A deeper understanding of consumer needs and a commitment to delivering relevant, informative content have become non-negotiable. As we mentioned above, over six in 10 survey respondents seek to develop advanced audience segmentation and targeting capabilities, so they can better personalize their content. And 47% of the senior marketers who responded are planning to develop real-time contextual personalization tools for that same objective. Additionally, integrating marketing channels will create a seamless experience that anticipates consumer inquiries and positions brands as trusted sources of information. With the continued decline in trust in brands, the focus must shift from simply asking questions to delivering comprehensive, authentic and empathetic answers that resonate with consumers.
Speed in marketing execution remains important, but agility is what marketing organizations need, so they can adapt quickly as consumer preferences and market conditions change. Personalization requires flexibility and responsiveness. Marketers must be able to pivot strategies and tactics as needed to maintain relevance (e.g., via customer touchpoints or new content).
Personalization involves experimentation: testing, measuring, learning and adjusting content, offer and channel strategies. To execute all of this and deliver on their personalization strategies promptly and nimbly, organizations need more than automation. They must create agile pods and break down internal silos among the data, marketing, content creation and marketing operations teams.
We are observing a trend toward insourcing essential functions that can boost an organization’s agility. This shift allows companies to align their operating models more effectively, maximizing the value of these integrated pods when compared with traditional approaches. In the survey, 48% of the companies that are advanced in personalization have insourced their creative efforts — higher than the average of all participating companies (38%). While insourcing may not be suitable for all companies, reducing the cycle times for content briefing, creation, iteration and approval is what matters. Having an embedded agency could also help a business in this respect.
Demand for personalization will only continue to grow; brands must find ways to efficiently deliver tailored experiences to a larger audience without sacrificing quality.
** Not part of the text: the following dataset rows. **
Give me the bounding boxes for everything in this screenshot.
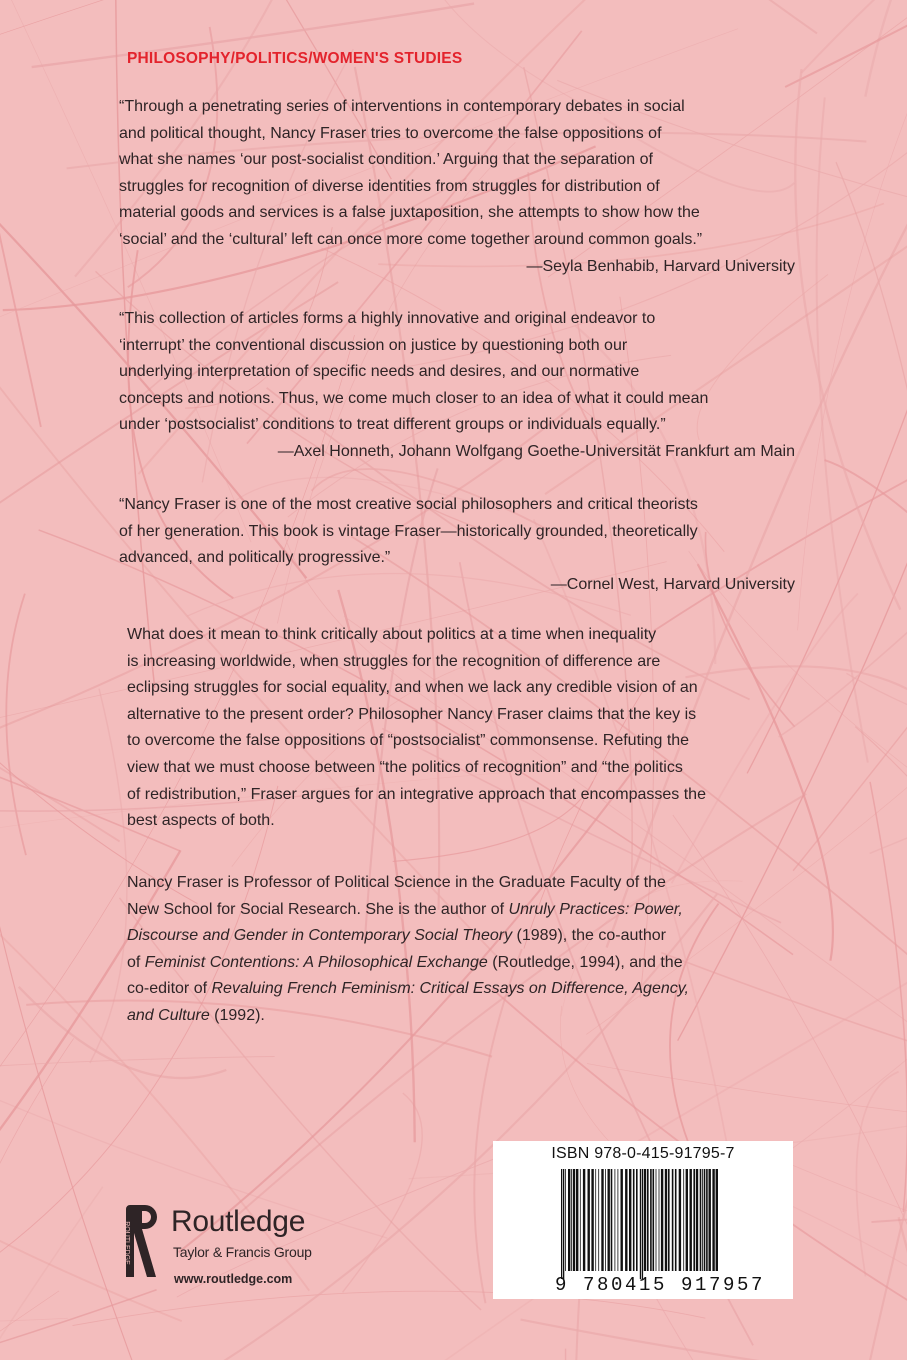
barcode-bar [568,1169,570,1271]
bio-text: (1992). [209,1006,265,1024]
quote-line: of her generation. This book is vintage Fraser—historically grounded, theoretically [119,522,698,540]
publisher-logo [118,1203,378,1293]
barcode-bar [686,1169,688,1271]
background-stroke [798,0,907,630]
background-stroke [793,229,907,871]
barcode-bar [618,1169,619,1271]
quote-line: ‘social’ and the ‘cultural’ left can once more come together around common goals.” [119,230,703,248]
isbn-barcode [493,1141,793,1299]
barcode-bar [712,1169,714,1271]
background-stroke [0,1187,103,1360]
barcode-bar [573,1169,575,1271]
barcode-bar [636,1169,638,1271]
barcode-bar [621,1169,623,1271]
logo-vertical-text: ROUTLEDGE [123,1221,130,1265]
barcode-bar [608,1169,610,1271]
quote-line: struggles for recognition of diverse identities from struggles for distribution of [119,177,660,195]
description-line: alternative to the present order? Philosopher Nancy Fraser claims that the key is [127,705,697,723]
background-stroke [795,69,900,609]
barcode-bar [693,1169,695,1271]
quote-line: “Nancy Fraser is one of the most creative social philosophers and critical theorists [119,496,698,513]
background-stroke [817,97,868,762]
barcode-bar [653,1169,655,1271]
barcode-bar [668,1169,670,1271]
publisher-group: Taylor & Francis Group [173,1244,312,1260]
barcode-bar [716,1169,718,1271]
barcode-bar [700,1169,702,1271]
bio-title: and Culture [127,1006,210,1024]
bio-text: (1989), the co-author [512,927,666,945]
description-line: view that we must choose between “the politics of recognition” and “the politics [127,758,683,776]
quote-line: “Through a penetrating series of interventions in contemporary debates in social [119,98,685,115]
barcode-bar [601,1169,603,1271]
barcode-guard [563,1169,564,1279]
bio-title: Revaluing French Feminism: Critical Essays on Difference, Agency, [211,980,689,998]
quote-line: ‘interrupt’ the conventional discussion on justice by questioning both our [119,336,628,354]
quote-line: and political thought, Nancy Fraser tries to overcome the false oppositions of [119,124,662,142]
barcode-bar [665,1169,667,1271]
background-stroke [0,1038,74,1360]
quote-line: advanced, and politically progressive.” [119,549,391,567]
barcode-bar [644,1169,646,1271]
background-stroke [90,689,127,1063]
background-stroke [856,1072,898,1277]
quote-attribution: —Seyla Benhabib, Harvard University [526,257,795,275]
background-stroke [781,1161,907,1325]
barcode-bar [615,1169,616,1271]
quote-attribution: —Axel Honneth, Johann Wolfgang Goethe-Universität Frankfurt am Main [277,442,795,460]
barcode-bar [661,1169,663,1271]
background-stroke [0,499,120,842]
bio-title: Unruly Practices: Power, [508,900,683,918]
description-line: What does it mean to think critically about politics at a time when inequality [127,626,657,643]
quote-west [119,492,795,598]
background-stroke [865,0,907,97]
barcode-bar [690,1169,692,1271]
quote-line: underlying interpretation of specific needs and desires, and our normative [119,363,640,381]
barcode-bar [625,1169,627,1271]
bio-title: Feminist Contentions: A Philosophical Exchange [144,953,488,971]
barcode-bar [650,1169,652,1271]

This will depend on their ability to successfully embrace agentic AI and data to scale personalization efforts effectively.
As brands strive to personalize at scale, the volume of content required — along with the necessary variations — will just continue to grow. That’s why 34% of the survey’s more advanced companies use AI to create or adapt creative assets, while 46% employ machine learning-driven dynamic creative optimization to automatically adjust the content they serve.
To fully enable automation around content, marketers must first align on common templates and modules that can work across multiple brands and product offerings. While content is often the first step in the deployment of generative AI, it’s essential to also consider AI-driven segmentation to refine audiences and maximize outcomes. As the volume of signals and data points increases, static audiences become more complex to manage. Marketers must be positioned to use agentic AI marketing workflows to automatically adjust their audiences based on early signs of engagement so that personalization remains effective and relevant.
Personalization is here to stay. Fully executing it at scale requires investments in data and technologies like agentic AI, as well as bold changes in operating models. CMOs should use their existing initiatives on personalization to demonstrate its value and fund reinvestment. For companies that are just starting their journey, proving value quickly means disrupting the current ways of working by establishing a small agile squad that can execute quickly, supported by embedded creative teams and hands-on involvement.